Correction officers seek collective bargaining help
By James Merriweather (Dover Bureau Reporter)
February 15 News Journal


A move is afoot among Delaware correctional officers to hand over collective bargaining to a Teamsters local in Maryland.
If they are successful, it would leave the elected seven-member executive board of the Delaware Correctional Officers Association with ceremonial duties only. Supporters of the move hope to force a vote on the plan at a general membership meeting Tuesday.
Under the proposal, officers would retain their memberships in the Delaware Correctional Officers Association, organized in February 1994 after the American Federation of State, County and Municipal Employees was decertified as bargaining agent.
But most union activities - including collective bargaining, administration, legislative lobbying and legal work - would be provided through a two - year service agreement with Teamsters Local 103 in Glen Burnie, Md.
Corrections officers have been meeting with the 3,600-memeber local for about a month to discuss the plan.
Cpl. Allan Deal of Sussex Correctional Institution near Georgetown, who favors Teamsters' involvement, said association leadership had ignored basic rights of the organization's 1,300 members.
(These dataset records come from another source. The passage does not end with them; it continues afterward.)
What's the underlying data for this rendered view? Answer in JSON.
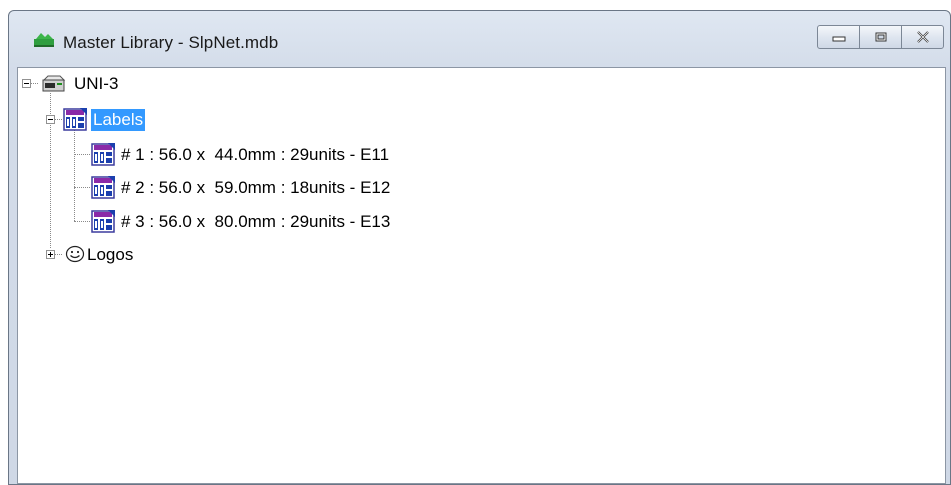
{
  "window": {
    "title": "Master Library - SlpNet.mdb",
    "controls": [
      "minimize",
      "restore",
      "close"
    ]
  },
  "tree": {
    "root": {
      "label": "UNI-3",
      "icon": "database-drive-icon",
      "expanded": true
    },
    "labels_folder": {
      "label": "Labels",
      "icon": "label-layout-icon",
      "expanded": true,
      "selected": true
    },
    "label_items": [
      {
        "label": "# 1 : 56.0 x  44.0mm : 29units - E11",
        "icon": "label-layout-icon"
      },
      {
        "label": "# 2 : 56.0 x  59.0mm : 18units - E12",
        "icon": "label-layout-icon"
      },
      {
        "label": "# 3 : 56.0 x  80.0mm : 29units - E13",
        "icon": "label-layout-icon"
      }
    ],
    "logos_folder": {
      "label": "Logos",
      "icon": "smiley-face-icon",
      "expanded": false
    }
  },
  "colors": {
    "selection": "#3399ff",
    "frame": "#d3dce9"
  }
}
He said a demand last month fro financial information, including the most recent audit, had not been honored.
"(The association will) do public relations and run the membership"Deal said of the executive board's projected role. The teamsters "will get most of the money because they're going the dirty work."
Sgt. Robert Proctor, a correctional officer at Wilmington's Gander Hill Prison and association president, would not comment Thursday on allegations by some officers of profligate spending and improper blocking of votes on the Teamsters and audit matters. He said those issues would be discussed Tuesday. He would not comment when asked if he would allow them to come to a vote.
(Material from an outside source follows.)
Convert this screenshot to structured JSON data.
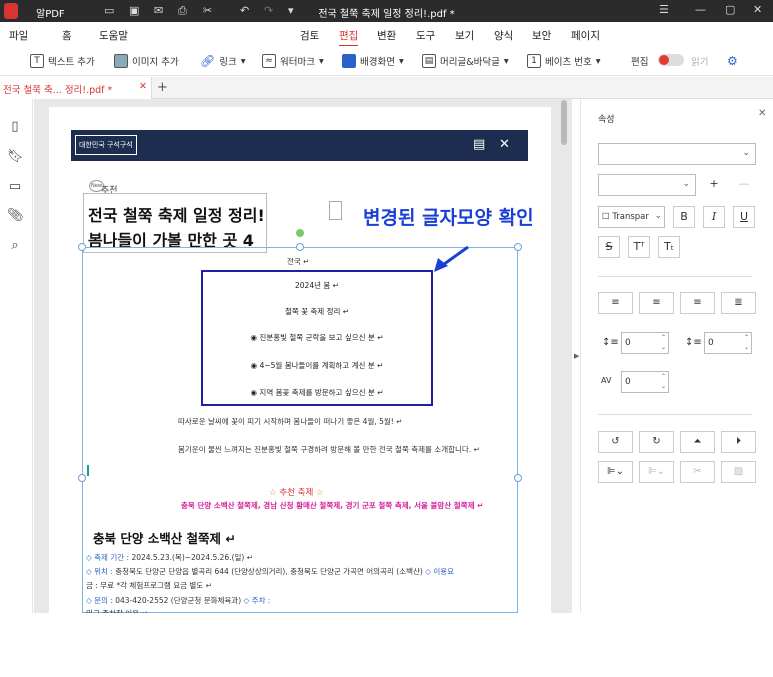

Officers on Friday began a petition drive calling on the state Public Employees Review Board to order votes on the matters.
Thomas Ridgely, president and principal officer of Local 103, said Maryland correctional officers account for the majority of the local's membership.
The teamsters would get $16 of the monthly dues of $24.86 per member or about $250,00 a year from all members. The $8.86 balance would go to the association.
The executive board already has rejected the arrangement, and Proctor said DCOA shop stewards had been directed to oppose it or face suspension.
But predictions at a meeting of 40 officers Thursday at Citizens Hose Company in Smyrna were that the board's position would be rejected by the rank-and-file.
"It's north and south. We're together." said Sgt Dan Kobus, a correctional officer at SCI.